Когда прошли семь дней, главный херихеб пригласил владыку Верхнего и Нижнего Египта Небка отправиться в его поместье, чтобы увидеть чудо. На берегу пруда Убаоне позвал крокодила и скомандовал ему: "Принеси неджеса!" [62]. Крокодил послушно вынырнул с юношей в пасти, что ужаснуло фараона, воскликнувшего: "Помилуй, этот крокодил ужасен!" [62]. Наклонившись, Убаоне схватил крокодила, и тот превратился в его руке в воскового. Этот момент оказывается очень удобным, чтобы преподнести его величеству историю с преступными любовниками. Фараон тут же командует крокодилу: "Уноси свою добычу!" [63]. Крокодил навсегда утащил неджеса в пруд. Скорым и жестоким был и суд над неверной женой: "Затем [его величество царь Верхнего и] Нижнего Египта Небка, правогласный, приказал отвести жену Убаоне на поле, к северу от столицы. И он сжег ее. [Ее пепел] был выброшен в реку" [63].

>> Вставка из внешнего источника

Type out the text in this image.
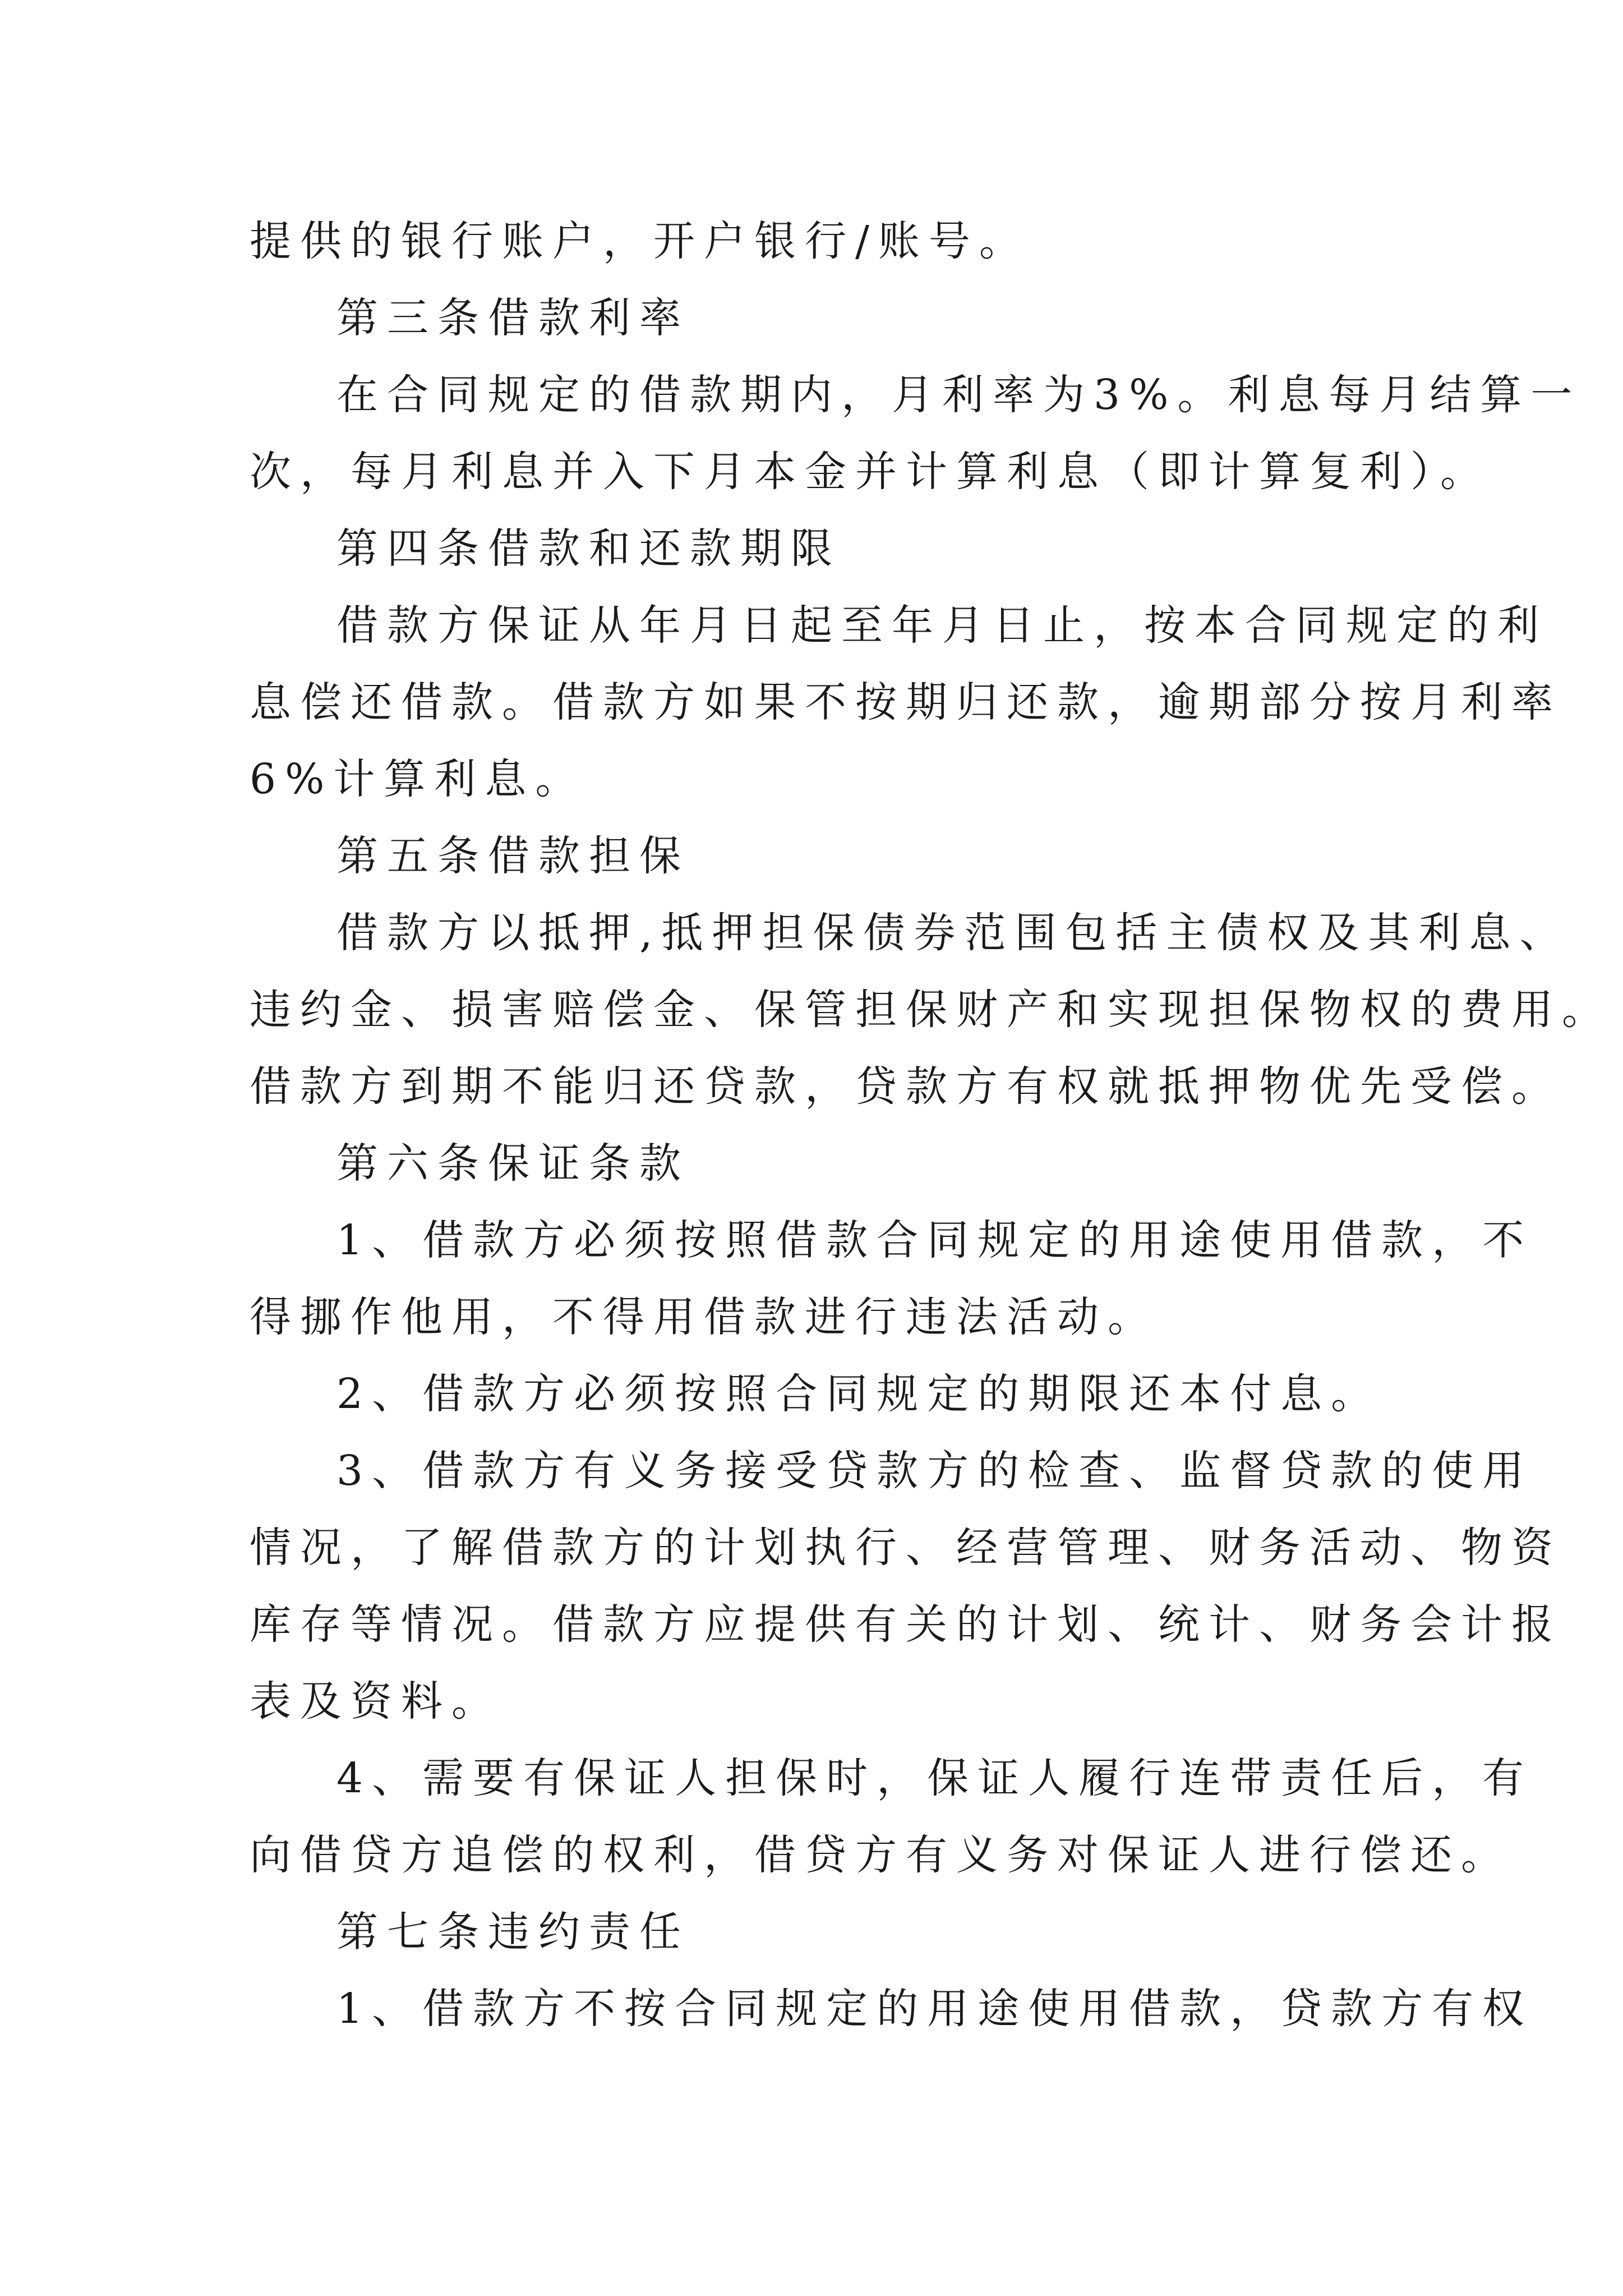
提供的银行账户，开户银行/账号。
第三条借款利率
在合同规定的借款期内，月利率为3%。利息每月结算一
次，每月利息并入下月本金并计算利息（即计算复利）。
第四条借款和还款期限
借款方保证从年月日起至年月日止，按本合同规定的利
息偿还借款。借款方如果不按期归还款，逾期部分按月利率
6%计算利息。
第五条借款担保
借款方以抵押,抵押担保债券范围包括主债权及其利息、
违约金、损害赔偿金、保管担保财产和实现担保物权的费用。
借款方到期不能归还贷款，贷款方有权就抵押物优先受偿。
第六条保证条款
1、借款方必须按照借款合同规定的用途使用借款，不
得挪作他用，不得用借款进行违法活动。
2、借款方必须按照合同规定的期限还本付息。
3、借款方有义务接受贷款方的检查、监督贷款的使用
情况，了解借款方的计划执行、经营管理、财务活动、物资
库存等情况。借款方应提供有关的计划、统计、财务会计报
表及资料。
4、需要有保证人担保时，保证人履行连带责任后，有
向借贷方追偿的权利，借贷方有义务对保证人进行偿还。
第七条违约责任
1、借款方不按合同规定的用途使用借款，贷款方有权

Сказка царевича Бауфра (Бауфре) повествует о чуде, произошедшем в годы правления фараона Снофру (Снефру), отца Хуфу и основателя IV династии. Это чудо также свершает главный херихеб – Джаджаеманх. Снофру томится скукой и ищет хоть какого-нибудь развлечения. И тогда Джаджаеманх дает ему совет: "Пусть твое величество отправится к озеру дворца. Снаряди себе ладью с экипажем из всех красавиц внутренних покоев твоего дворца, и сердце твоего величества освежится, когда ты будешь любоваться тем, как они, не переставая, гребут туда и обратно. Ты будешь любоваться красивыми зарослями твоего озера, ты будешь любоваться полями, обрамляющими его, его красивыми берегами – и твое сердце освежится от этого" [64]. Снофру так и поступил. Он приказал принести двадцать весел из эбенового (черного) дерева, отделанных золотом, с рукоятками из дерева секеб (предположительно – сандаловое дерево), отделанными светлым золотом. Фараон повелел также привести к нему двадцать самых красивых женщин, "у которых красивое тело, красивые груди, волосы, заплетенные в косы, и (лоно) которых еще не было открыто родами" [64]. Для красавиц приказано принести двадцать сеток, которые они должны надеть вместо одежды, что призвано еще больше подчеркнуть их красоту. И вот девушки, усаженные в два ряда по обоим бортам ладьи, начали петь и грести, каждая одним веслом, в такт пению, "и сердце его величества было радостно, когда он любовался тем, как они гребут" [65].